Following the lead of Erika Dreifus at The Practicing Writer, I’m posting my Sunday Sentence on my blog. Let me admit first that I’m eating crow here. I tweeted some time ago to the creator of the Sunday Sentence project, David Abrams of The Quivering Pen, that I wasn’t sure how I felt about people posting links to their Sunday sentences on their blogs rather than directly on Twitter. But then, I’ve had three weeks running where I’ve had to break my Sunday Sentence into two Tweets. And as you will see, part of the beauty of my sentence this week is the punctuation (more on that in a moment). So to break this sentence into two would have done it injustice.
The sentence appears at the conclusion of a pivotal and fairly devastating scene in Claire Messud’s The Last Life, a soaring yet intimate epic of a tale about a half-French Algerian (or pied noir) and half-American family, still reeling from the paternal side of the family’s exile from the former French department in the dying days of the Algerian revolution. The novel is narrated by the teenaged daughter, Sagesse. In the scene, she has brought home some friends, only to catch her father in the midst of… well, I won’t spoil it.
My Sunday Sentence comes from the passage in which Sagesse reflects on the effect her discovery has had on her understanding of her father, her family, and herself. “She,” in this sentence, refers to the person with whom Sagesse caught her father, although Sagesse never actually sees “her” in the flesh.
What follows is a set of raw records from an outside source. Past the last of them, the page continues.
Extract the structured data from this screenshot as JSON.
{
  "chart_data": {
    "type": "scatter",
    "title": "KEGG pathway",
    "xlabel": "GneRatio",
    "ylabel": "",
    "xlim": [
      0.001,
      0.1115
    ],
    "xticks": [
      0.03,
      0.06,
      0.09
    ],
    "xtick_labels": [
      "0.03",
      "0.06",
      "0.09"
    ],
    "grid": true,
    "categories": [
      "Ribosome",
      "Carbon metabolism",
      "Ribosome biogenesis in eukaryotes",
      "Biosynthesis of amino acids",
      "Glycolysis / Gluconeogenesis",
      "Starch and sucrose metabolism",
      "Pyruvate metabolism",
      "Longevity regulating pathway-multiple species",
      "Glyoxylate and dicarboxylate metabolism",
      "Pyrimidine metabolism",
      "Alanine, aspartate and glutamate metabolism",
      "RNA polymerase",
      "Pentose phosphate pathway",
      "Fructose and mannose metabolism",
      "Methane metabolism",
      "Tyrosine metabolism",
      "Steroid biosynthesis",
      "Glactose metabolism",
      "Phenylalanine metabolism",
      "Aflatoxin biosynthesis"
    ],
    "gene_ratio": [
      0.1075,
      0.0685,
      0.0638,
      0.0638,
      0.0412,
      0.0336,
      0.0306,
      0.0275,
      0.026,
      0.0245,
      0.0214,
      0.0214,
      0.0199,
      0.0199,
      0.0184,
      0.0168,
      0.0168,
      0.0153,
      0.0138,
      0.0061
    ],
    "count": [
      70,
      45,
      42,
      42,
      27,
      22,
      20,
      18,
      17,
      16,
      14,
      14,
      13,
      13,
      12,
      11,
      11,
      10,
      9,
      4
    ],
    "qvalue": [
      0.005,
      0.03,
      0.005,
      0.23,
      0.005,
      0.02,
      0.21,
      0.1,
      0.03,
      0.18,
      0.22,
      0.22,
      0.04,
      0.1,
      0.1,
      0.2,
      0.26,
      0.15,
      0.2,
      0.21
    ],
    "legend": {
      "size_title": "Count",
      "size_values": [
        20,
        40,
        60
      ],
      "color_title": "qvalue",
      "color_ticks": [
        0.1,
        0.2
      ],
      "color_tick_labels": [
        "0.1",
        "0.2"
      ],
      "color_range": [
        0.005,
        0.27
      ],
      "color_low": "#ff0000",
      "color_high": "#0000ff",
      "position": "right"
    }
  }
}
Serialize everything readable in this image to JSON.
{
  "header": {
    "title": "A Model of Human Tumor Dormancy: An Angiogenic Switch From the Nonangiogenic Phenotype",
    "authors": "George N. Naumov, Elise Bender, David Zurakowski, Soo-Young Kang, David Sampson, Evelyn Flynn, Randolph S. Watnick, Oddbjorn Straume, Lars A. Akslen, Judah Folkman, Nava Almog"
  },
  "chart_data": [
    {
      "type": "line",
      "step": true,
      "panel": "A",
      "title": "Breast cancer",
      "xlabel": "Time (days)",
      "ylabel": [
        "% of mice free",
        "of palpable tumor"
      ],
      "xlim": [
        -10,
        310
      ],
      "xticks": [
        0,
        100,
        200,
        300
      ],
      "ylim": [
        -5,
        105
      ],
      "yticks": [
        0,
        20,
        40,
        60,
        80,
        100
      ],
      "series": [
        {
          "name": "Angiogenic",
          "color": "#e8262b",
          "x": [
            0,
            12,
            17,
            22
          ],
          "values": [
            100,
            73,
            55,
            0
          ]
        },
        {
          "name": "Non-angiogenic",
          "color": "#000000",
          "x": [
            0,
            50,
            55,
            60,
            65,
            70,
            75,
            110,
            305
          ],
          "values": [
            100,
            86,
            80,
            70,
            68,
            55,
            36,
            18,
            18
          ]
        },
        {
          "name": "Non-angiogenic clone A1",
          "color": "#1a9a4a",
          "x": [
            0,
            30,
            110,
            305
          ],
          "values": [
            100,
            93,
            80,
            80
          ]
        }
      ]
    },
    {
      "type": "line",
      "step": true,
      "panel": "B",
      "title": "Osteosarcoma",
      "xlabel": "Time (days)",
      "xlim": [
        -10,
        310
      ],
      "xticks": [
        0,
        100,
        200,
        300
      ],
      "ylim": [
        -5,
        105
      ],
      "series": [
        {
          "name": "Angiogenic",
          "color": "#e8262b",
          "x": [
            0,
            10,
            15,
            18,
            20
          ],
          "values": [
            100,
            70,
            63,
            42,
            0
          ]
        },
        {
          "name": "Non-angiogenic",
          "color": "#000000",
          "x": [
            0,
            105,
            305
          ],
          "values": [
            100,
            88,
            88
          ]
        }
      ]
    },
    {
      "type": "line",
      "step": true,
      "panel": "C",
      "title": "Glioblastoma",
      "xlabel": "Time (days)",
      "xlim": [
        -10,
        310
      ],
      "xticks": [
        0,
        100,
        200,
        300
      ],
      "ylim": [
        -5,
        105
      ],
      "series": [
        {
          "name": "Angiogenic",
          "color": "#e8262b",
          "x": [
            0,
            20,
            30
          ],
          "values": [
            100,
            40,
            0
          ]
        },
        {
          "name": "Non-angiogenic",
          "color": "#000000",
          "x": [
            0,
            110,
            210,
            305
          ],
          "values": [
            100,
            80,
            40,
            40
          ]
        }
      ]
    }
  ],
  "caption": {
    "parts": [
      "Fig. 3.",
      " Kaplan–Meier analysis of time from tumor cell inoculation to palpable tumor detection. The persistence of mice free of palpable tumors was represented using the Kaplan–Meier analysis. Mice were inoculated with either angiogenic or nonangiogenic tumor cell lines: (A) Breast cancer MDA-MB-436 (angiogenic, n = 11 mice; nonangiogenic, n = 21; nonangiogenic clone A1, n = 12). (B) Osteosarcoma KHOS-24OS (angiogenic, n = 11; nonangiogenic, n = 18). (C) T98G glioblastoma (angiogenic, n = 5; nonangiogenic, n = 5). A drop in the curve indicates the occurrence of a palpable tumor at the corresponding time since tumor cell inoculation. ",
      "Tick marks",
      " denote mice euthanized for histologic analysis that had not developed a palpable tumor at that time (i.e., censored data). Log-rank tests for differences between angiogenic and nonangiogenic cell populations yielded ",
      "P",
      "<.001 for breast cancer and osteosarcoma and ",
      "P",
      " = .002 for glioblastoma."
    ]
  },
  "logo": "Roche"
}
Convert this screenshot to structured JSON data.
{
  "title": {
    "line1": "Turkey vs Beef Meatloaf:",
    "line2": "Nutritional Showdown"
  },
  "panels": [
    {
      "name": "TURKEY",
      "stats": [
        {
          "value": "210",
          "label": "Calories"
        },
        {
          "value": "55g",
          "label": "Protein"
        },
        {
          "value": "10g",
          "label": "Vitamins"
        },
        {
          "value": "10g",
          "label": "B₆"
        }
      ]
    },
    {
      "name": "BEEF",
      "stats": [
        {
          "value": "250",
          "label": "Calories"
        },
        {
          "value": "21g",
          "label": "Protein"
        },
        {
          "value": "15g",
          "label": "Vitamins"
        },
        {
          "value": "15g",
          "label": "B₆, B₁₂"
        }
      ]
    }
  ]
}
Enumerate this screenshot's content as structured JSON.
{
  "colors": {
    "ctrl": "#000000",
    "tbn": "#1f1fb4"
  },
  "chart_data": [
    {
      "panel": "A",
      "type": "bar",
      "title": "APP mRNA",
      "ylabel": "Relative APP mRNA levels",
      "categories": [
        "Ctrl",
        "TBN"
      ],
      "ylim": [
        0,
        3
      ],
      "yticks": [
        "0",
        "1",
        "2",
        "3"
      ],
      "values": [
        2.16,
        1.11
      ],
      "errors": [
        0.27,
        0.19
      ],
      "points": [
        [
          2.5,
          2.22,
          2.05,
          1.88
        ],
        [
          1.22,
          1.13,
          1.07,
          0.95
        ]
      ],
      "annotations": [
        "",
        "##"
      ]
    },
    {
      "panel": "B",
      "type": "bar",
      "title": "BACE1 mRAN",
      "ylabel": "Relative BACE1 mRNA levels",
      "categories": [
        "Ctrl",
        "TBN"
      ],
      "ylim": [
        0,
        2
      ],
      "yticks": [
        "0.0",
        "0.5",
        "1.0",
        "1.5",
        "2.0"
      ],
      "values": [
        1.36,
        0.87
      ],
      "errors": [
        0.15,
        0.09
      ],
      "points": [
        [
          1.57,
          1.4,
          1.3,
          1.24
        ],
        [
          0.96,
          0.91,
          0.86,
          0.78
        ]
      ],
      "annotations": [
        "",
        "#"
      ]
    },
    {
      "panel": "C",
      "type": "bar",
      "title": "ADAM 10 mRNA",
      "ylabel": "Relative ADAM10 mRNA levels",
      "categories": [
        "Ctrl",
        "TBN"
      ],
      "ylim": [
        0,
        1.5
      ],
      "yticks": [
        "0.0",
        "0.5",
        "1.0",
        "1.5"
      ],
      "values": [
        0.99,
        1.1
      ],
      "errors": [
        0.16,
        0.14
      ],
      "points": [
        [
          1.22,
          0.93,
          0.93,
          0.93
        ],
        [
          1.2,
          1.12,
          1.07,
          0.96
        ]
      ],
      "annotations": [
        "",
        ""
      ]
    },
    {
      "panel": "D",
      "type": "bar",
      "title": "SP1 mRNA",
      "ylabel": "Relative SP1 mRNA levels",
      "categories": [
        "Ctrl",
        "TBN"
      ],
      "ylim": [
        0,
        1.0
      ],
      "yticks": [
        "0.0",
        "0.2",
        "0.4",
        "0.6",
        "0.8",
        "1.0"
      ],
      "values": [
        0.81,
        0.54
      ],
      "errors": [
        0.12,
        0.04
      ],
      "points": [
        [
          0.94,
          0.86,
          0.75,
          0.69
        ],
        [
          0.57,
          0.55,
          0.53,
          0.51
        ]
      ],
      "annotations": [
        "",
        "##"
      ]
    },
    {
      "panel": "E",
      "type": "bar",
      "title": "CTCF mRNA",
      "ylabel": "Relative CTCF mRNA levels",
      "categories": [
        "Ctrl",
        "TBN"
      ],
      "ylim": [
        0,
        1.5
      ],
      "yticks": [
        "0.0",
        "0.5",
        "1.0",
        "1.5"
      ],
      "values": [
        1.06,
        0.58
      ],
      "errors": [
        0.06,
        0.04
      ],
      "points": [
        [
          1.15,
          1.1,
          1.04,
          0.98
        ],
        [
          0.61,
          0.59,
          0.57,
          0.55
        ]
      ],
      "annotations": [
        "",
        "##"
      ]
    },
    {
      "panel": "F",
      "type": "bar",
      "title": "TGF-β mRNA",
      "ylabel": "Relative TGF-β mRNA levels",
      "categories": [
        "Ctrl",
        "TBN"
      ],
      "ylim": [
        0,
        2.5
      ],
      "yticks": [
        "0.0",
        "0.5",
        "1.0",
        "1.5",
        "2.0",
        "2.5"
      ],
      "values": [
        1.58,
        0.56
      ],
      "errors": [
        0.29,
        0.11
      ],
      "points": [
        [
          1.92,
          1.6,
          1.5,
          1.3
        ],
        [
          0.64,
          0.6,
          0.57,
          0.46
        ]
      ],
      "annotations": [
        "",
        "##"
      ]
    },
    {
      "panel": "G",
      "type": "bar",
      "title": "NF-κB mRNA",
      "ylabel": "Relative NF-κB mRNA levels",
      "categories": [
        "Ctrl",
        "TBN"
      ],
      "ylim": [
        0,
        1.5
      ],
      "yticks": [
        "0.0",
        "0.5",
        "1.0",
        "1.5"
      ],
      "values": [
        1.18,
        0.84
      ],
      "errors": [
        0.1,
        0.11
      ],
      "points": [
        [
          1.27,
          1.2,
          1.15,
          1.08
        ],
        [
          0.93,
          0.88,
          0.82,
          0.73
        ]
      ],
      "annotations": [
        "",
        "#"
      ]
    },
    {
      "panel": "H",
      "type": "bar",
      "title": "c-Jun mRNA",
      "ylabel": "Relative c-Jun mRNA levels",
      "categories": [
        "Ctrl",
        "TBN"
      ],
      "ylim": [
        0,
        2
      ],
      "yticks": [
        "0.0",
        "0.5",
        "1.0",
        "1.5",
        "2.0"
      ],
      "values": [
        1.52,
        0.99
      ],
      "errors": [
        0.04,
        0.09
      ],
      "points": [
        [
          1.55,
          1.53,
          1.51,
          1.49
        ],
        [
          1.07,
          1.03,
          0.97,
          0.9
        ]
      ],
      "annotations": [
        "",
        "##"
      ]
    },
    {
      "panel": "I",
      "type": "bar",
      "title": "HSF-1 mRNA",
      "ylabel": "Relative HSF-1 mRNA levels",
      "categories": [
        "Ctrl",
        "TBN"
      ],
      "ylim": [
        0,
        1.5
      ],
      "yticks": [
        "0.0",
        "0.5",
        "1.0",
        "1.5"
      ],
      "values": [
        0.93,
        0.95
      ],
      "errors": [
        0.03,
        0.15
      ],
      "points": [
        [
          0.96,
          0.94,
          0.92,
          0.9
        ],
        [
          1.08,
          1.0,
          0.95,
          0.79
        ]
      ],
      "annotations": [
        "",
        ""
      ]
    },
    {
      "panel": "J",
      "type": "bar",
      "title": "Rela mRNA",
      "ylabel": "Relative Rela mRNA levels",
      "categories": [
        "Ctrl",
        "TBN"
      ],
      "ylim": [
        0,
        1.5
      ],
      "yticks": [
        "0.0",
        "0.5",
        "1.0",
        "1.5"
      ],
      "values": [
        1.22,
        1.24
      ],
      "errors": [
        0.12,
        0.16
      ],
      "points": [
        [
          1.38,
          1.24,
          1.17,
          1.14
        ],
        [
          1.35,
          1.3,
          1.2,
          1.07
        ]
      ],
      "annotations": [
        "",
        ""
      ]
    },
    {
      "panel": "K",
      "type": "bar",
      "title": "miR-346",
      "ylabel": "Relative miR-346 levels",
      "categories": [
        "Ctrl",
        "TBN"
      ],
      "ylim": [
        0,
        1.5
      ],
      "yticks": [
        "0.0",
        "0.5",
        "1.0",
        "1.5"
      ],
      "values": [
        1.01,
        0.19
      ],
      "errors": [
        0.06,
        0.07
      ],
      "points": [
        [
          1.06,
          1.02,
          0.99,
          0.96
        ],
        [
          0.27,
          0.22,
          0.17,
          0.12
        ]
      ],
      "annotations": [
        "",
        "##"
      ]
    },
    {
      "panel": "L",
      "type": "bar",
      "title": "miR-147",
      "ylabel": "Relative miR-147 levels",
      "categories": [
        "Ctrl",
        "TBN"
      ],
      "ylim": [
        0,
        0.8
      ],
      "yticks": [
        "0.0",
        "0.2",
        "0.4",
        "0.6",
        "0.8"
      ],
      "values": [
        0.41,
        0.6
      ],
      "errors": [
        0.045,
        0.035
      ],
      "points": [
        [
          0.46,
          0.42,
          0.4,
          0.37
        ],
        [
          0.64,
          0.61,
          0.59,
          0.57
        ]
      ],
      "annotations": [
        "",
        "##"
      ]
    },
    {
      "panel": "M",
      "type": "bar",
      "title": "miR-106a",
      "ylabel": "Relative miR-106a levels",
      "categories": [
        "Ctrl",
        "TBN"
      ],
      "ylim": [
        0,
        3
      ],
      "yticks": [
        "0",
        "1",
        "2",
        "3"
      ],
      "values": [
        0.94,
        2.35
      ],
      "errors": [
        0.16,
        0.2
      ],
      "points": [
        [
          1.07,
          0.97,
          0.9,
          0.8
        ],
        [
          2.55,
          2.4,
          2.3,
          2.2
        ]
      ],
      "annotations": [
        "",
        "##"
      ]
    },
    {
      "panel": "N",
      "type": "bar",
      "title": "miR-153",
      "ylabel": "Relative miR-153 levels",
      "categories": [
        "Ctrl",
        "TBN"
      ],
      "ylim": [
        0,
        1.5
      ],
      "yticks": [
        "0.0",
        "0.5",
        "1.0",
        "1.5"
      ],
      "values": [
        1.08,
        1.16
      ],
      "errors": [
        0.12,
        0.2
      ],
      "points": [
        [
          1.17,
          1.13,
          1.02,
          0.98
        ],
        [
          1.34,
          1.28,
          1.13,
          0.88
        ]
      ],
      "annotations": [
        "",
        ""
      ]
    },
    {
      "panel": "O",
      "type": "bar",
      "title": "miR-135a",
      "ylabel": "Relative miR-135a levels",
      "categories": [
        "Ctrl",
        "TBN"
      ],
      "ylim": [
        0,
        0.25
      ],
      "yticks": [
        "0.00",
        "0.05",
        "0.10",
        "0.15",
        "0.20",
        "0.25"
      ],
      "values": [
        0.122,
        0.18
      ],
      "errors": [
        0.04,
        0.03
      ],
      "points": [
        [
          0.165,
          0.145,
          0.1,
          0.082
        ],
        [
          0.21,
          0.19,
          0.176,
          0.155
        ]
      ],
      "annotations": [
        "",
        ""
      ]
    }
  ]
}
I admire this sentence for the grace with which it carries its weight within the paragraph, the scene, and the entire story:
“She, of herself—her features or the quality of her soul—matters not at all; she merely orders the narrative, and so can’t be left out.”
It’s Messud’s use of em dashes here that changes everything. How often do em dashes work formally to underscore meaning in such a gorgeous way? “She, of herself” is separated from “matters not at all” by “her features or the quality of her soul” – I read this as an adolescent daughter’s attempt to erase her father’s betrayal of her mother, her brother, and the family. But there is actually nothing “mere” about her role in the narrative. Indeed, “she can’t be left out.” And so, in the very statement in which Sagesse attempts to efface “her” presence, she demonstrates that “she” must remain. This sentence speaks to the impossibility of unbreaking what has been broken, of recovering what has been lost. And so this sentence indicates the point of rupture between the last life and the next. In other words, you can never return to the past. It is here that Sagesse realizes that you can never really go home again.